Presse
Medienmitteilung 20.03.2014

Gemeinsame Medienmitteilung JSVP, JCVP, JF

Die bürgerlichen Jungparteien Junge CVP, Jungfreisinnige und Junge SVP haben heute in Bern ihre Vernehmlassungsantworten zur Revision der Altersvorsorge 2020 präsentiert. Gemeinsam setzen sie sich für effektive und nachhaltige Massnahmen ein und sind der Meinung, dass der Bundesrat zwar auf dem richtigen Weg ist, jedoch viel zu wenig weit geht.

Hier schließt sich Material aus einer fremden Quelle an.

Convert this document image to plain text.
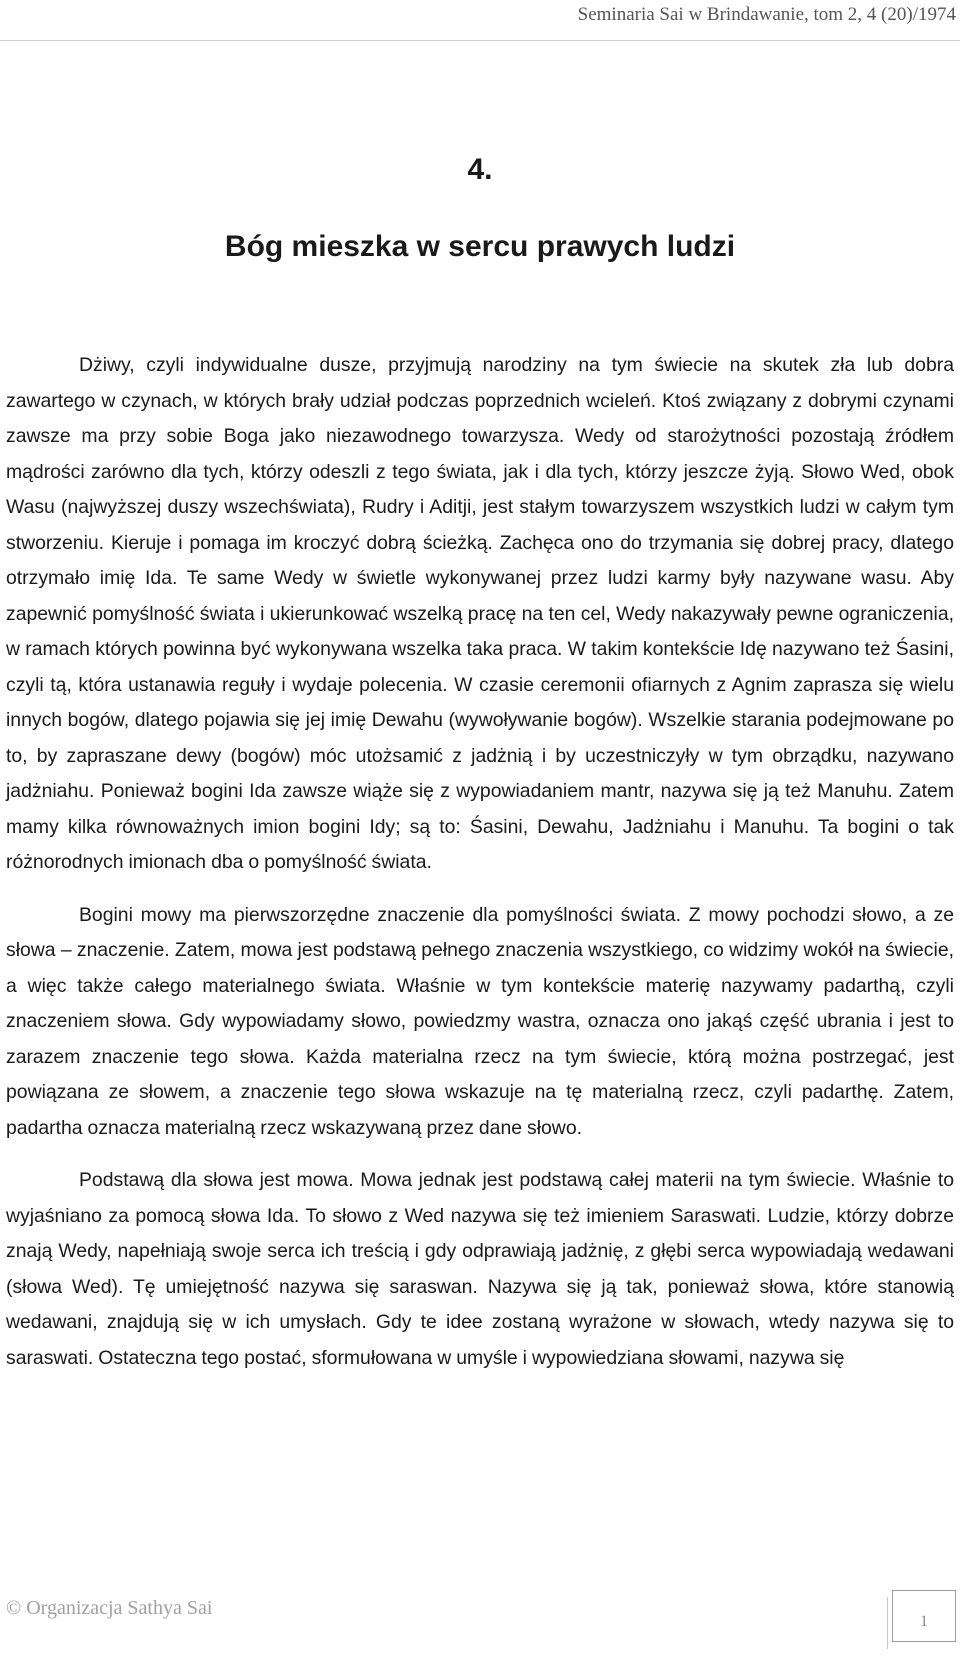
Seminaria Sai w Brindawanie, tom 2, 4 (20)/1974
4.
Bóg mieszka w sercu prawych ludzi

Dżiwy, czyli indywidualne dusze, przyjmują narodziny na tym świecie na skutek zła lub dobra zawartego w czynach, w których brały udział podczas poprzednich wcieleń. Ktoś związany z dobrymi czynami zawsze ma przy sobie Boga jako niezawodnego towarzysza. Wedy od starożytności pozostają źródłem mądrości zarówno dla tych, którzy odeszli z tego świata, jak i dla tych, którzy jeszcze żyją. Słowo Wed, obok Wasu (najwyższej duszy wszechświata), Rudry i Aditji, jest stałym towarzyszem wszystkich ludzi w całym tym stworzeniu. Kieruje i pomaga im kroczyć dobrą ścieżką. Zachęca ono do trzymania się dobrej pracy, dlatego otrzymało imię Ida. Te same Wedy w świetle wykonywanej przez ludzi karmy były nazywane wasu. Aby zapewnić pomyślność świata i ukierunkować wszelką pracę na ten cel, Wedy nakazywały pewne ograniczenia, w ramach których powinna być wykonywana wszelka taka praca. W takim kontekście Idę nazywano też Śasini, czyli tą, która ustanawia reguły i wydaje polecenia. W czasie ceremonii ofiarnych z Agnim zaprasza się wielu innych bogów, dlatego pojawia się jej imię Dewahu (wywoływanie bogów). Wszelkie starania podejmowane po to, by zapraszane dewy (bogów) móc utożsamić z jadżnią i by uczestniczyły w tym obrządku, nazywano jadżniahu. Ponieważ bogini Ida zawsze wiąże się z wypowiadaniem mantr, nazywa się ją też Manuhu. Zatem mamy kilka równoważnych imion bogini Idy; są to: Śasini, Dewahu, Jadżniahu i Manuhu. Ta bogini o tak różnorodnych imionach dba o pomyślność świata.

Bogini mowy ma pierwszorzędne znaczenie dla pomyślności świata. Z mowy pochodzi słowo, a ze słowa – znaczenie. Zatem, mowa jest podstawą pełnego znaczenia wszystkiego, co widzimy wokół na świecie, a więc także całego materialnego świata. Właśnie w tym kontekście materię nazywamy padarthą, czyli znaczeniem słowa. Gdy wypowiadamy słowo, powiedzmy wastra, oznacza ono jakąś część ubrania i jest to zarazem znaczenie tego słowa. Każda materialna rzecz na tym świecie, którą można postrzegać, jest powiązana ze słowem, a znaczenie tego słowa wskazuje na tę materialną rzecz, czyli padarthę. Zatem, padartha oznacza materialną rzecz wskazywaną przez dane słowo.

Podstawą dla słowa jest mowa. Mowa jednak jest podstawą całej materii na tym świecie. Właśnie to wyjaśniano za pomocą słowa Ida. To słowo z Wed nazywa się też imieniem Saraswati. Ludzie, którzy dobrze znają Wedy, napełniają swoje serca ich treścią i gdy odprawiają jadżnię, z głębi serca wypowiadają wedawani (słowa Wed). Tę umiejętność nazywa się saraswan. Nazywa się ją tak, ponieważ słowa, które stanowią wedawani, znajdują się w ich umysłach. Gdy te idee zostaną wyrażone w słowach, wtedy nazywa się to saraswati. Ostateczna tego postać, sformułowana w umyśle i wypowiedziana słowami, nazywa się

© Organizacja Sathya Sai
1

Die Nationalräte Thomas Aeschi (SVP), Christian Wasserfallen (FDP) und Guillaume Barrazzone (CVP) sowie die Präsidenten der bürgerlichen Jungparteien Jean-Pascal Ammann (JCVP), Maurus Zeier (Jungfreisinnige) und Anian Liebrand (JSVP) haben an einer gemeinsamen Medienkonferenz ihre Vernehmlassungsantworten zur Revision der Altersvorsorge 2020 präsentiert. Sie fordern eine Entpolitisierung in der 1. und 2. Säule.

Rentenalter an Lebenserwartung koppeln
In der ersten Säule soll die Entpolitisierung durch eine Koppelung des Rentenalters an die Lebenserwartung erfolgen. 1948 wurde 1 Rentner noch durch 6.5 Erwerbstätige finanziert, 2007 waren es nur noch deren 3.7 auf einen Rentner. Künftig soll nach Ansicht der Jungparteien ähnlich wie Dänemark es bereits praktiziert, das Referenzrentenalter aufgrund der Lebenserwartung angepasst werden.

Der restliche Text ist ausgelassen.